Of the warrants outstanding at March 31, 2020, 2,705,883 shares of common stock underlying the warrants exercisable at $5.30 per share issued in our May 2016 public offering, 1,388,931 shares of common stock underlying the warrants exercisable at $1.82 per share issued in our September 2017 public offering and 9,596,200 shares of common stock underlying the warrants exercisable at $1.50 per share issued in our December 2017 public offering are registered for resale by the warrant holders. The common shares issuable upon exercise of our remaining outstanding warrants are unregistered at March 31, 2020; however, refer to Note 16, Subsequent Events, for disclosure regarding filing of a registration statement including the shares of common stock underlying a significant number of the the warrants issued in earlier private placements and currently exercisable at $0.50 per share. At March 31, 2020, none of our outstanding warrants are subject to down round anti-dilution protection features. With the exception of the January 2020 Warrants exercisable at $0.73 per share to purchase 3,870,077 shares of our common stock, which have a cashless exercise feature prior to an effective registration statement, all of the outstanding warrants are exercisable by the holders only by payment in cash of the stated exercise price per share.

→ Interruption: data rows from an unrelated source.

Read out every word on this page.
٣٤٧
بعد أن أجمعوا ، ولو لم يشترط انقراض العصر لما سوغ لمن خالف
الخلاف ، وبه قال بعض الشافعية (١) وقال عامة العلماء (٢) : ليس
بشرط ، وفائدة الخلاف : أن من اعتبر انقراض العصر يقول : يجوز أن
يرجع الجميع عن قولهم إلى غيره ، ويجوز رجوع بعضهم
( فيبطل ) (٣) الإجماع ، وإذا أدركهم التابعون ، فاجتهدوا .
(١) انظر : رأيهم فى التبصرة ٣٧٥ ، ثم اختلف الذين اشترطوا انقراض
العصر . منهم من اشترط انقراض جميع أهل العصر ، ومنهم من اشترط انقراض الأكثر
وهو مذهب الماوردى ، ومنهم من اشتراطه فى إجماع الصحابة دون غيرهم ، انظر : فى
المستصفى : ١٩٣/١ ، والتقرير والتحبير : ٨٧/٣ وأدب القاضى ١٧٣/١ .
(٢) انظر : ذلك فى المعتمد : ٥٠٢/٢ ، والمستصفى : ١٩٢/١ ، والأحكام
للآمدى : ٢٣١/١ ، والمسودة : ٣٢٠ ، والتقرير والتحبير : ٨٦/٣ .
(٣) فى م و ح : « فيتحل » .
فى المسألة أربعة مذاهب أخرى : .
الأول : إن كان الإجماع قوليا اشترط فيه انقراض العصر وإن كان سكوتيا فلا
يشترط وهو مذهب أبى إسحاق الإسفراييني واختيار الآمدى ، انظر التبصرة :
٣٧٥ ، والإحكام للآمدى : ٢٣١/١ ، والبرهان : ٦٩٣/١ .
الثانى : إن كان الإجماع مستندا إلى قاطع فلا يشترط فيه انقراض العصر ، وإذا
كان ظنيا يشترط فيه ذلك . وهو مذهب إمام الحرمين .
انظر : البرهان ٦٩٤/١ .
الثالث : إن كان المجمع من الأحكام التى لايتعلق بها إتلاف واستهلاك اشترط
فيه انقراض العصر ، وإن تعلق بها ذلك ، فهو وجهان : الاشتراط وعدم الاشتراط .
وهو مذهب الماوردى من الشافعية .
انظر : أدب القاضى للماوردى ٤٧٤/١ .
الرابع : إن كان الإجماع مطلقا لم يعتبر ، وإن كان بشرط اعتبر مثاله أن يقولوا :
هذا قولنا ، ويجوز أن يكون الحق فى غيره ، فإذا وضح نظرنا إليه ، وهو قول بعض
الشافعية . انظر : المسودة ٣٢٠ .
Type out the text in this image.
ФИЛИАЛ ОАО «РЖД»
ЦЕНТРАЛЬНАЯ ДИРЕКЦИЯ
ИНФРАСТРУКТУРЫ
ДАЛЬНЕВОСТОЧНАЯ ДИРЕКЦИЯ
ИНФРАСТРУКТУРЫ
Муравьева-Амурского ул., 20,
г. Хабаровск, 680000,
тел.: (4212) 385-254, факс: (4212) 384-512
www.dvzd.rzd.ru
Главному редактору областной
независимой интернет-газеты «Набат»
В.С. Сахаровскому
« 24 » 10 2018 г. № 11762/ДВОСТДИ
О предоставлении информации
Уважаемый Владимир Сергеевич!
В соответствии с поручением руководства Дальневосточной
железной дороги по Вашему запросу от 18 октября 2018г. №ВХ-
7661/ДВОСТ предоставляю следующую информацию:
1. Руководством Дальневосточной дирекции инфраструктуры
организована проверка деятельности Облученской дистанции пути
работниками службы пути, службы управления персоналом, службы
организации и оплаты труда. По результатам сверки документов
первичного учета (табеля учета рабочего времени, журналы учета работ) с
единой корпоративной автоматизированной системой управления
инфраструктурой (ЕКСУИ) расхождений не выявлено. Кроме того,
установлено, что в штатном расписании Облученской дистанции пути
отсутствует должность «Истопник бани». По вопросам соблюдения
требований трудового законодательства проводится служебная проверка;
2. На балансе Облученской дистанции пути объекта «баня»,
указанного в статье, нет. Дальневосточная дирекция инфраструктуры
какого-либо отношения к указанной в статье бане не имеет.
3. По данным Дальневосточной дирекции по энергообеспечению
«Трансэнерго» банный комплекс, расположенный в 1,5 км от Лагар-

Refer to Note 16, Subsequent Events, for disclosure regarding filing of a registration statement including the shares of common stock underlying the January 2020 Warrants.

 

 

Reserved Shares

 

At March 31, 2020, we have reserved shares of our common stock for future issuance as follows:

 

Upon exchange of all shares of Series A Preferred currently issued and outstanding (1)     750,000  
         
Upon exchange of all shares of Series B Preferred currently issued and outstanding (2)     5,096,738  
         
Upon exchange of all shares of Series C Preferred currently issued and outstanding (3)     2,318,012  
         
Pursuant to warrants to purchase common stock:        
    Subject to outstanding warrants     26,555,281  
         
Pursuant to stock incentive plans:        
    Subject to outstanding options under the Amended and Restated 2016 Stock Incentive        
      Plan and the 2019 Omnibus Equity Incentive Plan     10,003,088  
    Available for future grants under the 2019 Omnibus Equity Incentive Plan     6,730,162  
    Available for future issuance under the 2019 Employee Stock Purchase Plan     1,000,000  
      17,733,250  
         
Reserved for issuance under Lincoln Park Purchase Agreement     8,750,000  
         
Total     61,203,281  

 

____________      
(1) Assumes exchange under the terms of the October 11, 2012 Note Exchange and Purchase Agreement      
       
(2) Assumes exchange under the terms of the Certificate of Designation of the Relative Rights and Preferences of the Series B 10% Convertible Preferred Stock, effective May 5, 2015; includes 3,936,498 shares of common stock reserved for payment of dividends on Series B Preferred upon conversion. Refer to Series B Preferred Stock, above, for additional information regarding payment of dividends in common stock.      
       
(3) Assumes exchange under the terms of the Certificate of Designation of the Relative Rights and Preferences of the Series C Convertible Preferred Stock, effective January 25, 2016      

 

At March 31, 2020, we have 64,583,677 authorized shares of our common stock not subject to reserves and available for future issuance.